Furthermore, I insisted on keeping my hand-written analytic gradients rather than swapping for a numerical approximation, which Claude code tried to do mulitple times (I’m guessing because in ML land that’s the typical thing devs do?…it really wanted to do this early on til I scolded it and said to knock it off and keep my analytic gradients). Finally, I also chose Rcpp over Rust for the main backend as it was easier to integrate with what was otherwise a pure package (Rust is another common choice for devs).
What Claude Code did was the part I had been avoiding: writing the actual C++ kernels, wiring up the threading, and building the benchmarking harness, all at a pace I could never match by hand. It also caught things I would have burned an afternoon on, like the fact that benchmarking a compiled backend under devtools::load_all() silently compiles it unoptimized and makes it look slower than the code. When testing with a C++ backend, you actually have to devtools::install() the thing, and then run the tests.
Also, through every single implementation and code change, I reviewed all of it - every line. Correctness came first the whole way with careful conversations and directions, constant testing, and interogating the LLM at every step. The parity tests with the prior version of logitr are the reason that I’m comfortable making this faster backend now the default.
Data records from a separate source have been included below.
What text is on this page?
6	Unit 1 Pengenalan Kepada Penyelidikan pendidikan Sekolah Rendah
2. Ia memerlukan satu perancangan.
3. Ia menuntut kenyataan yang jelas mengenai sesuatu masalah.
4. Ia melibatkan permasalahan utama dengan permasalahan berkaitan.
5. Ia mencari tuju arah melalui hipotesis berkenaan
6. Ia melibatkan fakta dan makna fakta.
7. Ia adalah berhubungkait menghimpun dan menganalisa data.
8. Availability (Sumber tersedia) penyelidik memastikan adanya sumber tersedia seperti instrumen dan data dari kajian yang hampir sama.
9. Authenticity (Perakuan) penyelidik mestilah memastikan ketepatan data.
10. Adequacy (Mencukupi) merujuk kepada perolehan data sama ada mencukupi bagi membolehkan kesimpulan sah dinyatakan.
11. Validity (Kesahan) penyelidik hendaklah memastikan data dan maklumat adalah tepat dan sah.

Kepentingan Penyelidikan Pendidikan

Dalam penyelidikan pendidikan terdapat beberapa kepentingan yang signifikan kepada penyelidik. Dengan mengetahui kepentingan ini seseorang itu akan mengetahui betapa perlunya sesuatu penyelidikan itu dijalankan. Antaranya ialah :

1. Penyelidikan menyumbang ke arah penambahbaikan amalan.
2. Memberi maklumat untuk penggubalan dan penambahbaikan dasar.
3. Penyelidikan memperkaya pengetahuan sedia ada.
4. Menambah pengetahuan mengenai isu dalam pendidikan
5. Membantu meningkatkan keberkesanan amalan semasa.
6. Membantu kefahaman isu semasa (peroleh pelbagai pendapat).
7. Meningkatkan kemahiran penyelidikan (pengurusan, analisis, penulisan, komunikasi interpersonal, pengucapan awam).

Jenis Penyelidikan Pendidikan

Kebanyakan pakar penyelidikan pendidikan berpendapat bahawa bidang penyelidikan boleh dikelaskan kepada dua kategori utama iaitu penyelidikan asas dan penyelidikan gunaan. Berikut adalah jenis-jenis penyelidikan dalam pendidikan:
Overall, it was kind of a surreal experience pulling this together in just 48 hours. The amount of work that went into this backend build out could easily have taken an entire summer, and the fact that I started on Wednesday and it’s already done, documented, and tested on a Friday is just bonkers. I think we’ve crossed the Rubicon here with tools like Claude Code. For all the critiques of LLM systems (and there are many), I have to say, I don’t think we will ever go back to writing code without them. The gain here is nothing short of extraordinary.
Another big takeaway from this experience is that there is now no excuse for accepting lower performance when the only thing between you and that performance is code. If the concepts are clear in your head and you have a real roadmap, then the build itself is a matter of sitting down with Claude for a day or two. Work that used to be a months-long slog now fits in a weekend, sometimes an afternoon.
Try it
The compiled backend is in the development version of {logitr} now. Installing from source requires a C++ compiler, which is the one new wrinkle for people building from GitHub:
# install.packages("remotes")
remotes::install_github("jhelvy/logitr")If you use mixed logit models with a lot of draws, I’d love for you to give it a spin and let me know how it goes. And if, like me, you’ve been sitting on some gnarly performance project because it looked like too much of a slog, this might be a good time to take another look at it.